Mengenai permintaan yang turun dari China dan India, Arsal menyebut perseroan meresponsnya dengan mengupayakan diversifikasi pasar di luar Negeri Panda untuk penjualan batu bara.
Menurutnya, Bukit Asam sudah melakukan perluasan pasar ekspor batu bara ke Vietnam, Thailand, Korea Selatan, dan sebagian kecil ke Jepang.
“Jadi kami melakukan berbagai macam diversifikasi agar produk atau produksi yang kami hasilkan ini bisa terjual. Di samping itu, kami memenuhi kebutuhan di dalam negeri,” ujarnya.
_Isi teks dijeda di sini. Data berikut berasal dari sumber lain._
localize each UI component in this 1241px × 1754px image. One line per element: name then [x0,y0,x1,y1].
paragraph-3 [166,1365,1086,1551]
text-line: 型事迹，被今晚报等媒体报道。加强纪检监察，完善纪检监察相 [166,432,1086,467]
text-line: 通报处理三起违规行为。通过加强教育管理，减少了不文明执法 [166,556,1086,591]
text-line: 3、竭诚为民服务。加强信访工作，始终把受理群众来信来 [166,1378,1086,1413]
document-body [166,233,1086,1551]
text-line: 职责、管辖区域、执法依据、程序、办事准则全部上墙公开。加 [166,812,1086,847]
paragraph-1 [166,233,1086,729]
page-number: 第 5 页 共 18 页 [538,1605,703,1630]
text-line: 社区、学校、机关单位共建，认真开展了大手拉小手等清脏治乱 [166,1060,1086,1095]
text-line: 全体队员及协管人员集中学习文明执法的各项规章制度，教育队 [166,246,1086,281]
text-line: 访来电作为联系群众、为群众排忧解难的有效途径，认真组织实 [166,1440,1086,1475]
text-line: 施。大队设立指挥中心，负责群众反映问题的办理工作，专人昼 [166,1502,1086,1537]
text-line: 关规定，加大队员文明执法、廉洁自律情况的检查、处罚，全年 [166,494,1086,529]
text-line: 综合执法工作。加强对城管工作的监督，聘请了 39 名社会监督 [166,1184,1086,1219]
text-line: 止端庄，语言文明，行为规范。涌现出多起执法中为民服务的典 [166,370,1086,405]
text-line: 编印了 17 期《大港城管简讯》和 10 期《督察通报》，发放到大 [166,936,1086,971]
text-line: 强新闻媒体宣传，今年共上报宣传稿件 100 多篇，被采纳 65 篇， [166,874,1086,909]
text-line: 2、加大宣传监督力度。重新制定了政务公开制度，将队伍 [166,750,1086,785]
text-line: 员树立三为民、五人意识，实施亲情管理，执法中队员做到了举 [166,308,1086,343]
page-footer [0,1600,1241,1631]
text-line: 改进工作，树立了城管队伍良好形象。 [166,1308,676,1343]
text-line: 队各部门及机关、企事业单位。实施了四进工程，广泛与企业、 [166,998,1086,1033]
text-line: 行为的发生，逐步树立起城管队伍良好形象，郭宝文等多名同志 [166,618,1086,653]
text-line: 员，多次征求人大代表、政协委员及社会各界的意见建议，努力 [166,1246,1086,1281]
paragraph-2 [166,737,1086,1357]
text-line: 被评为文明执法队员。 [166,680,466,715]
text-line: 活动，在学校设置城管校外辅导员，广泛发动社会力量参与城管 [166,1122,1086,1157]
Arsal menjelaskan turunnya permintaan batu bara oleh China adalah situasi yang tidak terhindarkan, mengingat kondisi perekonomian raksasa Asia Timur itu sedang tidak baik-baik saja. Demikian halnya dengan India.
Efek perang tarif melawan Amerika Serikat (AS) disebutnya sangat memengaruhi kondisi permintaan di negara tersebut.
Saat ekonomi cedera akibat perang dagang, industri di Negeri Panda pun ikut tertekan, yang pada ujungnya akan memangkas permintaan si batu hitam.
Kabar baiknya, Arsal menyebut harga batu bara saat ini sudah mulai naik perlahan.
“Sekarang ini kondisi harga batu bara kalau kita bandingkan dengan tahun lalu, penurunannya sudah sangat-sangat jauh. Bahkan, sekarang ini ICI sudah mendekati US$100/ton, pernah waktu-waktu tertentu di bawah US$100/ton. Sekarang sudah mulai agak naik sedikit,” tuturnya.
Harga batu bara di pasar ICE Newcastle untuk kontrak pengiriman bulan mendatang ditutup di US$ 104,45/ton pada Rabu, menguat 0,77% dibandingkan dengan hari sebelumnya.
Sepanjang tahun berjalan atau year to date (ytd), harga batu bara terkoreksi 16,61%. Dalam setahun terakhir atau secara year on year (yoy), harga masih melemah 22,89%.
Di sisi lain, China diramal memangkas impor batu bara kalor terendah dari Indonesia lantaran kelebihan pasokan bahan bakar di negara tersebut membuat perdagangan menjadi tidak ekonomis saat pemerintah memperketat emisi karbon.
Harga acuan batu bara termal China telah merosot ke titik terendah dalam empat tahun, akibat rekor produksi dalam negeri China dan peningkatan impor dalam beberapa tahun terakhir.
Permintaan listrik di Negeri Panda juga tidak meningkat karena ekonomi melambat, sementara energi terbarukan menanggung lebih banyak beban pembangkitan listrik.
China Huadian Corp, salah satu pembangkit listrik terbesar di negara itu, memperkirakan total impor akan turun menjadi sekitar 400 juta ton tahun ini, dari rekor 543 juta ton yang dibeli pada 2024, menurut Zhang Aipei, Wakil Direktur Produksi.
Produksi dalam negeri, yang mencapai 4,7 miliar ton tahun lalu, merupakan sumber pasokan utama China. Zhang tidak memperkirakan hal itu akan mencapai puncaknya hingga 2027.